Müssen Betroffene kurzfristig mit Arzneimitteln versorgt werden, soll dies direkt in den Notfallzentren möglich sein, und zwar während der Öffnungszeiten der Notdienstpraxis über „am oder im INZ beziehungsweise KINZ angesiedelte Apothekenstandorte“.
Dazu wird die Möglichkeit einer Kooperationsvereinbarung zwischen INZ und KINZ mit den Apotheken geschaffen. Ist keine Kooperation möglich, sollen aus der Notfallpraxis „Arzneimittel in eng begrenzter Menge zur Überbrückung mitgegeben werden können“, heißt es in dem im Januar veröffentlichten Eckpunktepapier.

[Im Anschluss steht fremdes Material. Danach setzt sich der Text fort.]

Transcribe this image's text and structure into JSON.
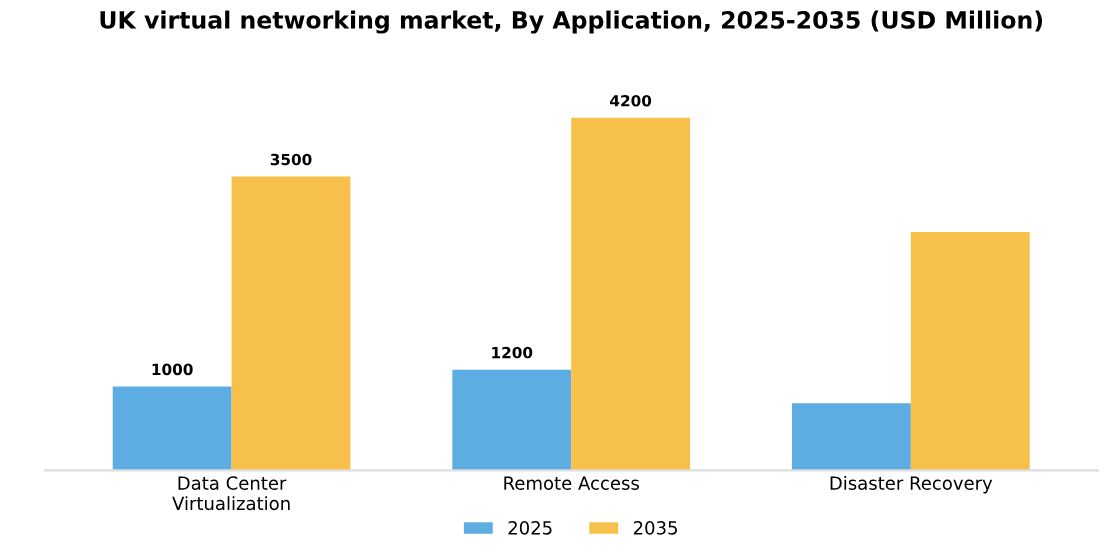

Wie die Verträge aussehen, wer als Partner in Frage kommt und welche Vergütung vorgesehen ist, ist noch unklar, der Gesetzentwurf wird laut einem BMG-Sprecher derzeit intern erarbeitet. „Details und einen Zeitplan kann ich Ihnen daher zu diesem Zeitpunkt nicht nennen.“
Schon seit vielen Jahren wird diskutiert, ärztlichen Bereitschaftsdienst und Apothekennotdienst besser zu verzahnen. Im BMG scheint man die Notfallreform als einen ersten Schritt zu sehen, die klassische Notdienststruktur der Apotheken auf den Kopf stellen: „Die Apotheke kommt dorthin, wo der Notdienst stattfindet. Nicht der Kunde soll mehr 30 oder 40 Kilometer bis zur notdiensthabenden Apotheke fahren“, so Thomas Müller, Abteilungsleiter Arzneimittel, Medizinprodukte, Biotechnologie, am Dienstag bei einer Veranstaltung im hessischen Gudensberg. Auch wenn er wisse, dass man das Thema gerade bei den Kammern kritisch sehe: „Das ist ein wichtiges Ziel, das Strukturen verändern wird.“
Noch sieht das von Lauterbach geplante Modell nur einen Spätdienst bis 21 Uhr vor, so gesehen dürfte die geplante Erhöhung der Notdienstpauschale zunächst nicht tangiert sein, die ja schon seit ihrer Einführung nur bei Volldiensten gezahlt wird.
Laut Eckpunktepapier sollen die packungsbezogenen Zuschläge um rund 30 Prozent von 21 auf 28 Cent pro Rx-Packung erhöht werden. Apotheken könnten dadurch für jeden Notdienst eine Pauschale in Höhe von rund 550 Euro erhalten. Müller sprach bei der Veranstaltung sogar einmal von 50 Prozent mehr, räumte aber auch ein, dass man derzeit im Bundesfinanzministerium (MBF) noch auf Widerstand stoße. Laut BMG soll die erhöhte Notdienstpauschale eigentlich für eine bessere Verteilung sorgen: Apotheken im ländlichen Raum würden mehr Notdienste leisten als die Kolleg:innen in der Stadt – 30 bis 40 Notdienste pro Apotheke im Jahr versus rund sieben Notdienste pro Jahr.